Sun Java Enterprise System 7 Installation and Upgrade Guide

Planning for Upgrades

An upgrade plan is the essential starting point for performing an upgrade to Java ES 7. In an upgrade plan you specify the Java ES products you will upgrade and the sequence by which you will upgrade those products on the different computers or operating system instances in your Java ES deployment.

Your upgrade plan depends on a number of factors, each of which should be given careful consideration in preparing for upgrade to Java ES 7:

Upgrade Objectives and Priorities

An upgrade plan reflects your upgrade objectives and priorities, which often depend on the scope and complexity of your existing deployment architecture.
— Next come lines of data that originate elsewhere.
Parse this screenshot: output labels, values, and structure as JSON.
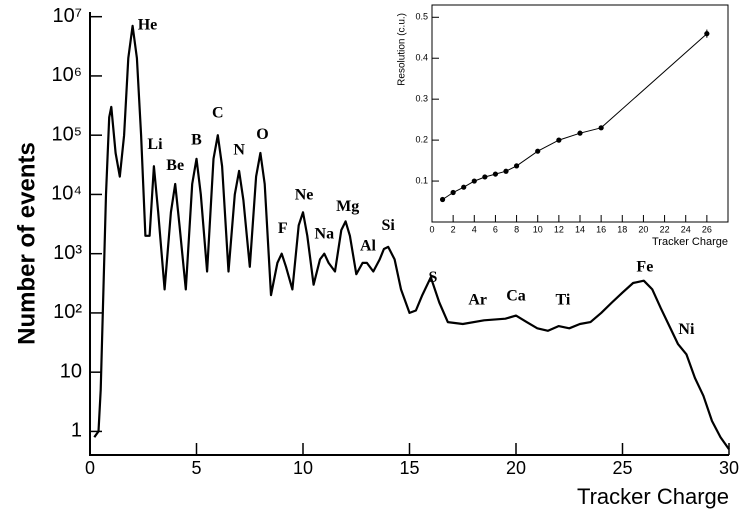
{
  "chart_data": [
    {
      "type": "line",
      "log_y": true,
      "color": "#000000",
      "annotation_color": "#e01818",
      "xlabel": "Tracker Charge",
      "ylabel": "Number of events",
      "xlim": [
        0,
        30
      ],
      "xticks": [
        0,
        5,
        10,
        15,
        20,
        25,
        30
      ],
      "ylim": [
        0.4,
        12000000
      ],
      "yticks": [
        1,
        10,
        {
          "value": 100,
          "label": "10²"
        },
        {
          "value": 1000,
          "label": "10³"
        },
        {
          "value": 10000,
          "label": "10⁴"
        },
        {
          "value": 100000,
          "label": "10⁵"
        },
        {
          "value": 1000000,
          "label": "10⁶"
        },
        {
          "value": 10000000,
          "label": "10⁷"
        }
      ],
      "x": [
        0.2,
        0.4,
        0.5,
        0.6,
        0.75,
        0.9,
        1.0,
        1.2,
        1.4,
        1.6,
        1.8,
        2.0,
        2.2,
        2.4,
        2.6,
        2.8,
        3.0,
        3.2,
        3.5,
        3.8,
        4.0,
        4.2,
        4.5,
        4.8,
        5.0,
        5.2,
        5.5,
        5.8,
        6.0,
        6.2,
        6.5,
        6.8,
        7.0,
        7.2,
        7.5,
        7.8,
        8.0,
        8.2,
        8.5,
        8.8,
        9.0,
        9.2,
        9.5,
        9.8,
        10.0,
        10.2,
        10.5,
        10.8,
        11.0,
        11.2,
        11.5,
        11.8,
        12.0,
        12.2,
        12.5,
        12.8,
        13.0,
        13.3,
        13.6,
        13.8,
        14.0,
        14.3,
        14.6,
        15.0,
        15.3,
        15.6,
        16.0,
        16.4,
        16.8,
        17.5,
        18.5,
        19.5,
        20.0,
        20.5,
        21.0,
        21.5,
        22.0,
        22.5,
        23.0,
        23.5,
        24.0,
        24.5,
        25.0,
        25.5,
        26.0,
        26.4,
        26.8,
        27.2,
        27.6,
        28.0,
        28.4,
        28.8,
        29.2,
        29.6,
        30.0
      ],
      "values": [
        0.8,
        1,
        5,
        100,
        10000,
        200000,
        300000,
        50000,
        20000,
        100000,
        2000000,
        7000000,
        2000000,
        100000,
        2000,
        2000,
        30000,
        5000,
        250,
        5000,
        15000,
        3000,
        250,
        15000,
        40000,
        10000,
        500,
        40000,
        100000,
        30000,
        500,
        10000,
        25000,
        8000,
        600,
        20000,
        50000,
        15000,
        200,
        700,
        1000,
        600,
        250,
        3000,
        5000,
        2000,
        300,
        800,
        1000,
        700,
        500,
        2500,
        3500,
        2000,
        450,
        700,
        700,
        500,
        800,
        1200,
        1300,
        800,
        250,
        100,
        110,
        200,
        400,
        150,
        70,
        65,
        75,
        80,
        90,
        70,
        55,
        50,
        60,
        55,
        65,
        70,
        100,
        150,
        220,
        320,
        350,
        250,
        120,
        60,
        30,
        20,
        8,
        4,
        1.5,
        0.8,
        0.5
      ],
      "annotations": [
        {
          "text": "He",
          "x": 2.7,
          "y": 7000000
        },
        {
          "text": "Li",
          "x": 3.05,
          "y": 68000
        },
        {
          "text": "Be",
          "x": 4.0,
          "y": 30000
        },
        {
          "text": "B",
          "x": 5.0,
          "y": 80000
        },
        {
          "text": "C",
          "x": 6.0,
          "y": 230000
        },
        {
          "text": "N",
          "x": 7.0,
          "y": 54000
        },
        {
          "text": "O",
          "x": 8.1,
          "y": 100000
        },
        {
          "text": "F",
          "x": 9.05,
          "y": 2600
        },
        {
          "text": "Ne",
          "x": 10.05,
          "y": 9500
        },
        {
          "text": "Na",
          "x": 11.0,
          "y": 2100
        },
        {
          "text": "Mg",
          "x": 12.1,
          "y": 6000
        },
        {
          "text": "Al",
          "x": 13.05,
          "y": 1300
        },
        {
          "text": "Si",
          "x": 14.0,
          "y": 2900
        },
        {
          "text": "S",
          "x": 16.1,
          "y": 380
        },
        {
          "text": "Ar",
          "x": 18.2,
          "y": 160
        },
        {
          "text": "Ca",
          "x": 20.0,
          "y": 186
        },
        {
          "text": "Ti",
          "x": 22.2,
          "y": 160
        },
        {
          "text": "Fe",
          "x": 26.05,
          "y": 580
        },
        {
          "text": "Ni",
          "x": 28.0,
          "y": 51
        }
      ]
    },
    {
      "type": "errorline",
      "color": "#000000",
      "xlabel": "Tracker Charge",
      "ylabel": "Resolution (c.u.)",
      "xlim": [
        0,
        28
      ],
      "xticks": [
        0,
        2,
        4,
        6,
        8,
        10,
        12,
        14,
        16,
        18,
        20,
        22,
        24,
        26
      ],
      "ylim": [
        0,
        0.53
      ],
      "yticks": [
        0.1,
        0.2,
        0.3,
        0.4,
        0.5
      ],
      "x": [
        1,
        2,
        3,
        4,
        5,
        6,
        7,
        8,
        10,
        12,
        14,
        16,
        26
      ],
      "values": [
        0.055,
        0.072,
        0.085,
        0.1,
        0.11,
        0.117,
        0.124,
        0.137,
        0.173,
        0.2,
        0.217,
        0.23,
        0.46
      ],
      "errors": [
        0.003,
        0.003,
        0.003,
        0.003,
        0.003,
        0.003,
        0.003,
        0.003,
        0.003,
        0.003,
        0.003,
        0.003,
        0.01
      ]
    }
  ]
}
For example, your Java ES deployment architecture might consist of a single Java ES product running on a single computer, and your upgrade objective is to fix some bug in the previous software release. On the other hand, your Java ES deployment architecture might consist of a number of interoperating Java ES products deployed across a number of different computers, and your upgrade objective is to achieve some new functionality by upgrading the minimum number of products required to achieve that end with minimal downtime.

In general, the greater the number of Java ES products and computers in your deployment architecture, and the more ambitious your upgrade objectives, the more complex will be your upgrade plan.

Upgrade Dependencies

One of the main issues in planning the upgrade of a Java ES product is to understand that product's dependencies on other Java ES products, and whether other products need to be upgraded to support the upgrade of the intended product. Researching and working through this issue can affect your upgrade plan in two distinct ways:

The Interoperability Matrix in Sun Java Enterprise System 7 Release Notes provides dependency information about each product in Java ES 7 Base, including supported product versions for each dependency. Use this information, coupled with knowledge of the product versions in your existing Java ES deployment, to determine whether you need to upgrade some additional products in order to support your intended upgrades.

Multi-Instance Upgrades

The sequence of upgrade procedures in an upgrade plan depends on how redundancy is being used in a deployment architecture. Multiple instances of a Java ES product can be used to achieve high availability, scalability, serviceability, or some combination of these service qualities. Three technologies make use of redundant products in Java ES deployment architectures: load balancing (Directory Proxy Server, Web Server, Web Proxy Server, Application Server, Access Manager, and Portal Server), high availability techniques (Sun Cluster and High Availability Session Store, and others), and Directory Server replication.

In most cases where redundancy is involved, upgrades must be performed without incurring significant downtime. These rolling upgrades attempt to successively upgrade redundant instances of a product without compromising the service that they provide.

Redundant instances are usually deployed across multiple computers. For upgrade planning, you might need to isolate the upgrade of replicated products from other product upgrades in order to achieve minimal downtime. In such cases, you often perform all the pre-upgrade tasks for the replicated products on each computer before performing the rolling upgrade.

Each replication technology has configuration or reconfiguration procedures that might affect the overall sequence of Java ES product upgrades. For example, products that run in a Sun Cluster environment can require upgrading Sun Cluster before upgrading the products that are running in the Sun Cluster environment.

The Java ES Upgrade Process

The process of upgrading a Java ES deployment can involve a number of individual product upgrades performed in a particular order to ensure a smooth transition to a updated software system. Upgrades of large or complex Java ES deployments are normally carried out first in a staging environment, before being executed in a production environment. The use of a staging environment allows you to test after each product upgrade as well as to write scripts to simplify or accelerate the upgrade in a production environment.

When you have tested the upgrade process in a staging environment, and have confidence that the upgrade is working properly, you can reproduce the process in your production environment.